Fahrettin Koca added that the number of cases in the megacity is five times the cases in the capital Ankara, which had at one point overtaken all other provinces, including Istanbul, to become the epicenter of the outbreak in the country.
“We have increased contact screening and the number of tests in the city,” Koca tweeted following a meeting on Oct. 22 with the city’s governor, police chief, deputy ministers, provincial health director, field coordinators and chief physicians.
They decided on the measures to be taken against the ongoing rise in infection cases, the minister added.
“In the fight against the pandemic, we currently do not have a stronger weapon than the [protective] measures you will follow. The importance of the mask has increased. And we will face the toughest test against crowds,” he wrote on Twitter.
Meanwhile, Koca said on Oct. 23 that coronavirus cases are once again on the rise across Turkey.
Speaking at a news conference during his visit to Turkey's western Bursa province, he stressed that the number of COVID-19 infections has been climbing again across the country.
Koca said he is planning for a visit to Turkey's metropolitan city of Istanbul where 40 percent of overall infections in the country has been recorded.
Bursa province has also been through a critical condition, the minister added.
“Compared to mid-September, the number of daily cases [in Bursa] rose approximately threefold," he said.
The number of people who took the test at Istanbul’s Çapa Hospital and tested positive for COVID-19 has tripled over the past one month, Professor Tufan Tükek, the dean of Istanbul Medical School, told daily Milliyet.

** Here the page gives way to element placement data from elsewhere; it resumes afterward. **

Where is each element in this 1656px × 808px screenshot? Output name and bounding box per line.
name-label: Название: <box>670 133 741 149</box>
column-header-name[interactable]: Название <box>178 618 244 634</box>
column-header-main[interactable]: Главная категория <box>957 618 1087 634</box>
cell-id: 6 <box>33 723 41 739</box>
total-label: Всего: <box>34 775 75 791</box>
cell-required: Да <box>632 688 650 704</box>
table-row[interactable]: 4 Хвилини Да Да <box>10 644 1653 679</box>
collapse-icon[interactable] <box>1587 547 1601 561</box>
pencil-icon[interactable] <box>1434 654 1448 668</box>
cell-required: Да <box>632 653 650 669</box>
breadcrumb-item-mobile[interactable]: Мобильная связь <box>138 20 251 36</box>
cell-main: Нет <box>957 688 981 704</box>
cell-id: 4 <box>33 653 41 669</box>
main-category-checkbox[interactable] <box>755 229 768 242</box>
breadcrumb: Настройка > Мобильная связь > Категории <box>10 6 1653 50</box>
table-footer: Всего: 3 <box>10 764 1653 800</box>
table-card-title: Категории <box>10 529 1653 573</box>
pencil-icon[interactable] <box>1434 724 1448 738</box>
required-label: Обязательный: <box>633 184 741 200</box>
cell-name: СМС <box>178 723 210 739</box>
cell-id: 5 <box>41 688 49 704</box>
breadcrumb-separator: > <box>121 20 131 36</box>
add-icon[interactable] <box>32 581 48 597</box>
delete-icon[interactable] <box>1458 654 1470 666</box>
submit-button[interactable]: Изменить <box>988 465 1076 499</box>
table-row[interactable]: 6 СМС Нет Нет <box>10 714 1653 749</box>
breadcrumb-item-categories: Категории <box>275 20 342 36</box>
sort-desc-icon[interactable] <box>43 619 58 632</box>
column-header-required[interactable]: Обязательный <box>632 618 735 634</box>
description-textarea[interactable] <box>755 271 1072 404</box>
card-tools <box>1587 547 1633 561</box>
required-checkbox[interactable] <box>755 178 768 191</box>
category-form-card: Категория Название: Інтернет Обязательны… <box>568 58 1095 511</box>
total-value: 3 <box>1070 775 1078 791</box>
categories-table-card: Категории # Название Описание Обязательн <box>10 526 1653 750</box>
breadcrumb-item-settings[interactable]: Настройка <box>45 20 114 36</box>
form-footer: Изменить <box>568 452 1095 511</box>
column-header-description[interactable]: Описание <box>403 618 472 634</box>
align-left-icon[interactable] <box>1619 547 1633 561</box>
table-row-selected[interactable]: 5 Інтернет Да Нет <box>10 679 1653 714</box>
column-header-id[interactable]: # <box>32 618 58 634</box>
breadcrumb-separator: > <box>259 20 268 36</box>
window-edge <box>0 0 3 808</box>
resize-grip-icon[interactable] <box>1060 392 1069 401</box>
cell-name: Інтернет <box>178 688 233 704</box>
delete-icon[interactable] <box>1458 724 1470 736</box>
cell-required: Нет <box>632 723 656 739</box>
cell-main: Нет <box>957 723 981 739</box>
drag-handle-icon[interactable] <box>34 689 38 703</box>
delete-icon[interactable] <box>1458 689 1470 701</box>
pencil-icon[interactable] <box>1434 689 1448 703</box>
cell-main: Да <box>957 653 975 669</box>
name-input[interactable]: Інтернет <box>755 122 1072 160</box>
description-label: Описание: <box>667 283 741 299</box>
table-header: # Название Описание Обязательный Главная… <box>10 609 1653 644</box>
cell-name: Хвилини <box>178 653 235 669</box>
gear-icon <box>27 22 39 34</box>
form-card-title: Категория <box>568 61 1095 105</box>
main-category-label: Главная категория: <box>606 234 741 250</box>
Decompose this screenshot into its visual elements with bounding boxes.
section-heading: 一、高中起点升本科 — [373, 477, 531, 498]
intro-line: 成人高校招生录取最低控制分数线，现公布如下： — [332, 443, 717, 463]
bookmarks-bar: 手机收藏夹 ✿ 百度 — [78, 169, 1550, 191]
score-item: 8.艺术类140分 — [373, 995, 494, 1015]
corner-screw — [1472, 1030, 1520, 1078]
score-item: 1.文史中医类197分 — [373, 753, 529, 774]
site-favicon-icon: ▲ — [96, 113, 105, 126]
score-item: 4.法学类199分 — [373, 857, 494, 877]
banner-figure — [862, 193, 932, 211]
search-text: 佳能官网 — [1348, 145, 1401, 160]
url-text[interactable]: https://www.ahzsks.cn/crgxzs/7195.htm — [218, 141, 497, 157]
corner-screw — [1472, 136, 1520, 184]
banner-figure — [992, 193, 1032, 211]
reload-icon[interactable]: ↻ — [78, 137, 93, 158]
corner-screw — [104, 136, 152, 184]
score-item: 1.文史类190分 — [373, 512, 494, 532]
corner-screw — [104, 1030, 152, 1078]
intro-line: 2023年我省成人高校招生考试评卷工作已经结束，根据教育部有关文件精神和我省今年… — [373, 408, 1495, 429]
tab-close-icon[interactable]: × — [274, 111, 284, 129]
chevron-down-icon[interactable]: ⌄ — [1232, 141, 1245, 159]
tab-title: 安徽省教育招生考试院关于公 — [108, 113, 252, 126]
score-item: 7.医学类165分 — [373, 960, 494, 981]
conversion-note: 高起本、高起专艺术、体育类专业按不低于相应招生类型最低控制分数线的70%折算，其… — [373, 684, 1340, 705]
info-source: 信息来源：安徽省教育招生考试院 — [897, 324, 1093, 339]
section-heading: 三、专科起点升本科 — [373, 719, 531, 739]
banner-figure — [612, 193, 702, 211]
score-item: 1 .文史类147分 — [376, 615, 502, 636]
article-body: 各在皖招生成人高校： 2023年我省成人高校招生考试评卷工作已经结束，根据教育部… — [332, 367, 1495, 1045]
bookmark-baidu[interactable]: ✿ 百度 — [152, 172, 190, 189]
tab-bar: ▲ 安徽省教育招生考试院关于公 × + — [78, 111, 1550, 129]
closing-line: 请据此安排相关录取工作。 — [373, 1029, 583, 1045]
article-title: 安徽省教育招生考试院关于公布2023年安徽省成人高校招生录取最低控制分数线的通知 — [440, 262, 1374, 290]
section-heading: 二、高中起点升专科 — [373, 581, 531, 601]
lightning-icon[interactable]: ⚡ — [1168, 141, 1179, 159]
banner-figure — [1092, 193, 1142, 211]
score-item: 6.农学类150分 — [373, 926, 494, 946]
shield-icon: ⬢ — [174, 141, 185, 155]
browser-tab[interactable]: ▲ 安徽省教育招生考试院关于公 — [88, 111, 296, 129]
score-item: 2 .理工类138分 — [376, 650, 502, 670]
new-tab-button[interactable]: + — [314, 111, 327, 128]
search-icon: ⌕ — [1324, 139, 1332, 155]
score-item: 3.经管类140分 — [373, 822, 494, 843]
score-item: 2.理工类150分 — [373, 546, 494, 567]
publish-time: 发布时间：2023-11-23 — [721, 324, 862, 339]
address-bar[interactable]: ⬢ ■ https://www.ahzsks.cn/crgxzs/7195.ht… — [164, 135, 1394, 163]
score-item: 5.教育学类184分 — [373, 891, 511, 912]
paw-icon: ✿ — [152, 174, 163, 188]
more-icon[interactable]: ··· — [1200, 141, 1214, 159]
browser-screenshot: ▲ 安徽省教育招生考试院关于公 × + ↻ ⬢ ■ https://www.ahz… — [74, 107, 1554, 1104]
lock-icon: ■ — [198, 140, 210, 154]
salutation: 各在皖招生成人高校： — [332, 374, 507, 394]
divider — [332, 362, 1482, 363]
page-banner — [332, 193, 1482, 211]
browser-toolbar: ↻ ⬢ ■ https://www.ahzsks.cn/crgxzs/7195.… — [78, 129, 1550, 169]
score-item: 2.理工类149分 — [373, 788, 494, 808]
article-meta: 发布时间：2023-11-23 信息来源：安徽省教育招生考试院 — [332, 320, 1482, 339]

The positive rate — the number of daily infections to the number of tests carried out — increased to 35 percent presently, from as low as 5 percent in June and July, Tükek said, adding that the rate picked up to 12 percent and 15 percent in August and September, respectively.
“The outlook is not very bright,” he stressed.
Some 80 percent of students are attending face-to-face classes in schools, the country’s education minister said.
Kindergarten pupils, as well as students from first, second, third, fourth, eighth, and 12th grades, already began in-class education in the country.
Fifth and ninth graders will return to school on Nov. 2.
There has not been an increase in infections among students who attend face-to-face classes or among the family member of those students, Education Minister Ziya Selçuk said.
“On the contrary, the number of cases has declined. Schools are a more controlled environment than other public places, such as streets and marketplaces or resorts,” Selçuk added.